Bumm. Illustration: Shutterstock

Die Briefe, datiert auf den 16. Oktober 2025, gingen an alle Kultusministerien der Länder sowie an die Mitglieder des Bundeselternrats. Unterzeichnet sind beide von Dirk Heyartz, dem bisherigen Vorsitzenden.

In dem an die Kultusministerinnen und Kultusminister gerichteten Schreiben heißt es wörtlich, dass das „Bundesministerium für Forschung, Technologie und Raumfahrt (BMFTR) mitgeteilt hat, dass ab 2026 keine institutionellen Zuwendungen mehr an den Bundeselternrat gewährt werden“. Diese Entscheidung stehe, so Heyartz, „im Zusammenhang mit dem Rückgang aktiver Mitgliedsländer und der damit eingeschränkten Repräsentation der Eltern- und Schülerinteressen“.

„Mehrere Bundesländer sind im Sommer und Herbst 2025 aus dem Bundeselternrat ausgetreten; weitere haben ihren Austritt angekündigt.
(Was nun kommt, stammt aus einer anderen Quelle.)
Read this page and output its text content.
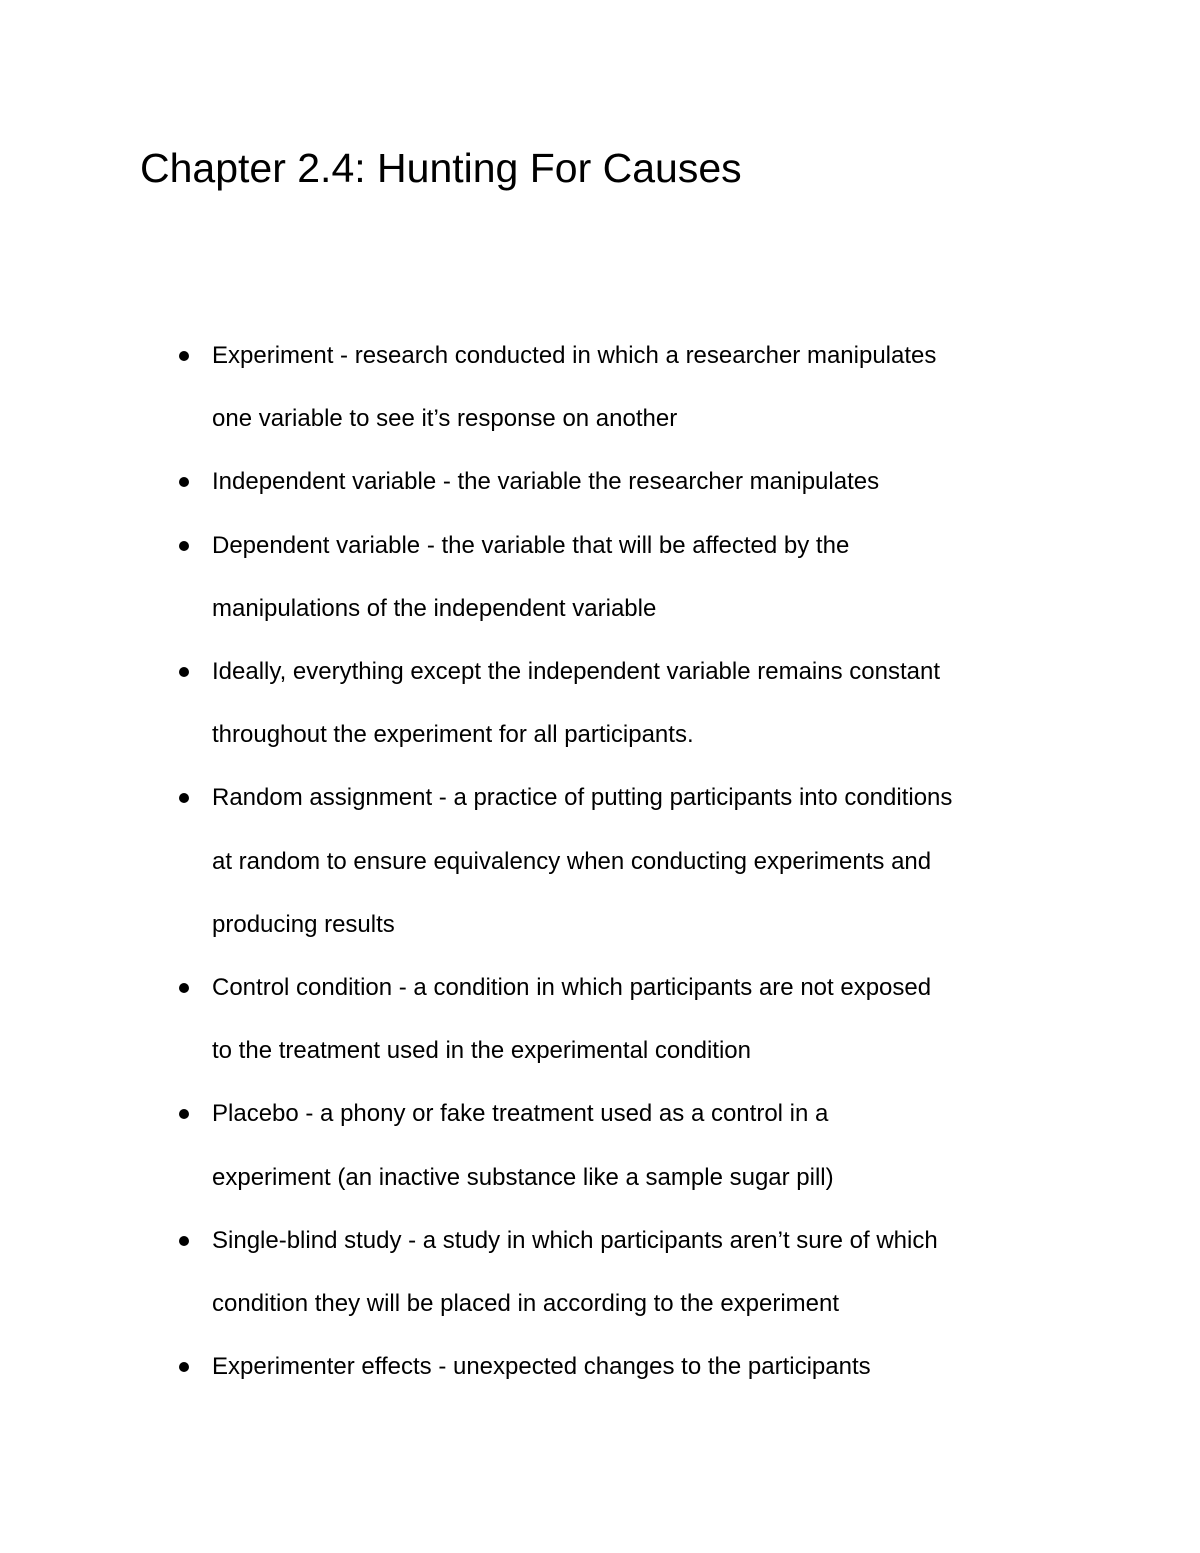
Chapter 2.4: Hunting For Causes
Experiment - research conducted in which a researcher manipulates
one variable to see it’s response on another
Independent variable - the variable the researcher manipulates
Dependent variable - the variable that will be affected by the
manipulations of the independent variable
Ideally, everything except the independent variable remains constant
throughout the experiment for all participants.
Random assignment - a practice of putting participants into conditions
at random to ensure equivalency when conducting experiments and
producing results
Control condition - a condition in which participants are not exposed
to the treatment used in the experimental condition
Placebo - a phony or fake treatment used as a control in a
experiment (an inactive substance like a sample sugar pill)
Single-blind study - a study in which participants aren’t sure of which
condition they will be placed in according to the experiment
Experimenter effects - unexpected changes to the participants
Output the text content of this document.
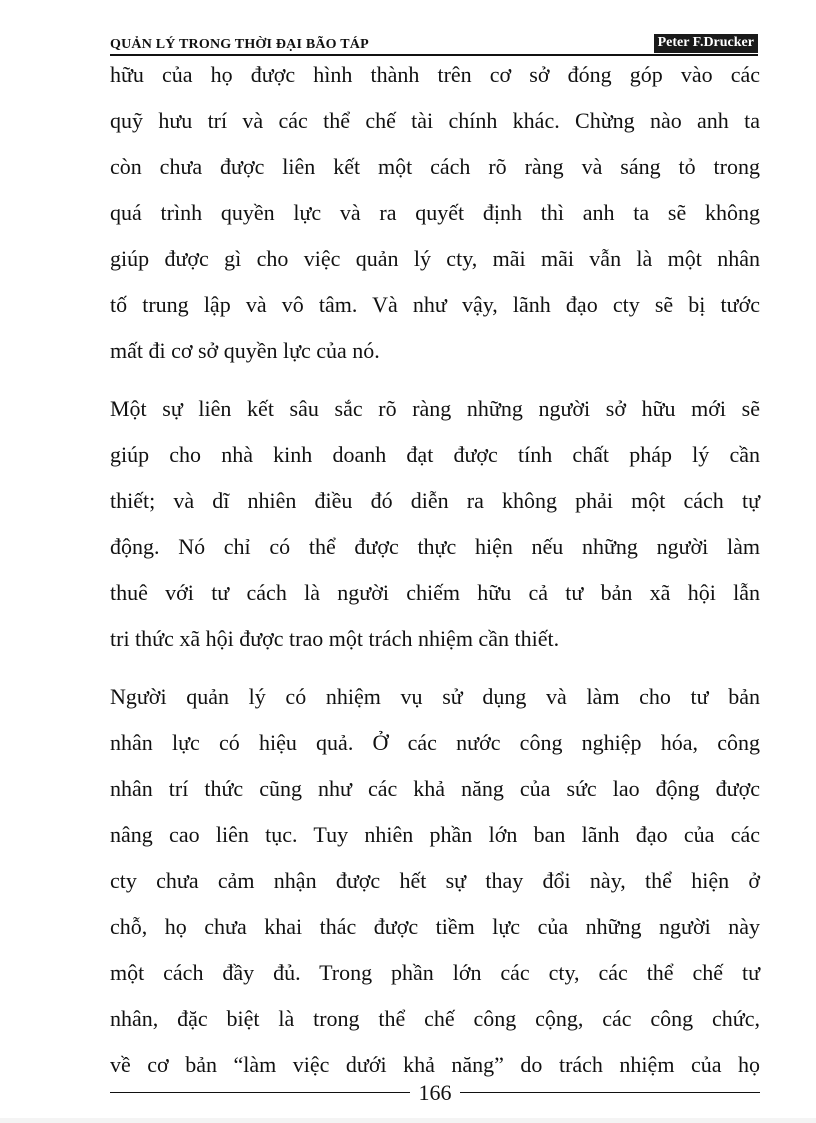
QUẢN LÝ TRONG THỜI ĐẠI BÃO TÁP	Peter F.Drucker
hữu của họ được hình thành trên cơ sở đóng góp vào các
quỹ hưu trí và các thể chế tài chính khác. Chừng nào anh ta
còn chưa được liên kết một cách rõ ràng và sáng tỏ trong
quá trình quyền lực và ra quyết định thì anh ta sẽ không
giúp được gì cho việc quản lý cty, mãi mãi vẫn là một nhân
tố trung lập và vô tâm. Và như vậy, lãnh đạo cty sẽ bị tước
mất đi cơ sở quyền lực của nó.
Một sự liên kết sâu sắc rõ ràng những người sở hữu mới sẽ
giúp cho nhà kinh doanh đạt được tính chất pháp lý cần
thiết; và dĩ nhiên điều đó diễn ra không phải một cách tự
động. Nó chỉ có thể được thực hiện nếu những người làm
thuê với tư cách là người chiếm hữu cả tư bản xã hội lẫn
tri thức xã hội được trao một trách nhiệm cần thiết.
Người quản lý có nhiệm vụ sử dụng và làm cho tư bản
nhân lực có hiệu quả. Ở các nước công nghiệp hóa, công
nhân trí thức cũng như các khả năng của sức lao động được
nâng cao liên tục. Tuy nhiên phần lớn ban lãnh đạo của các
cty chưa cảm nhận được hết sự thay đổi này, thể hiện ở
chỗ, họ chưa khai thác được tiềm lực của những người này
một cách đầy đủ. Trong phần lớn các cty, các thể chế tư
nhân, đặc biệt là trong thể chế công cộng, các công chức,
về cơ bản “làm việc dưới khả năng” do trách nhiệm của họ
166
Dadurch ist die Vertretungsbasis des Bundeselternrats inzwischen auf weniger als ein Drittel der Eltern- und Schülerschaften in der Bundesrepublik gesunken.“

Weiter schreibt er: „Die Geschäftsstelle des Bundeselternrats wurde im August 2025 ordnungsgemäß aufgelöst, das Inventar eingelagert und die Mitarbeitenden haben ihre Arbeitsverhältnisse eigenständig beendet. Derzeit bestehen keine administrativen Strukturen mehr zur Bearbeitung laufender Aufgaben oder Projekte.“

Zudem sei „beim Amtsgericht Berlin-Pankow eine zivilrechtliche Klage gegen den Bundeselternrat anhängig, unter anderem wegen Schadensersatzforderungen und offenen Restverbindlichkeiten“. Diese Verfahren verdeutlichten „die Notwendigkeit einer geordneten Abwicklung“.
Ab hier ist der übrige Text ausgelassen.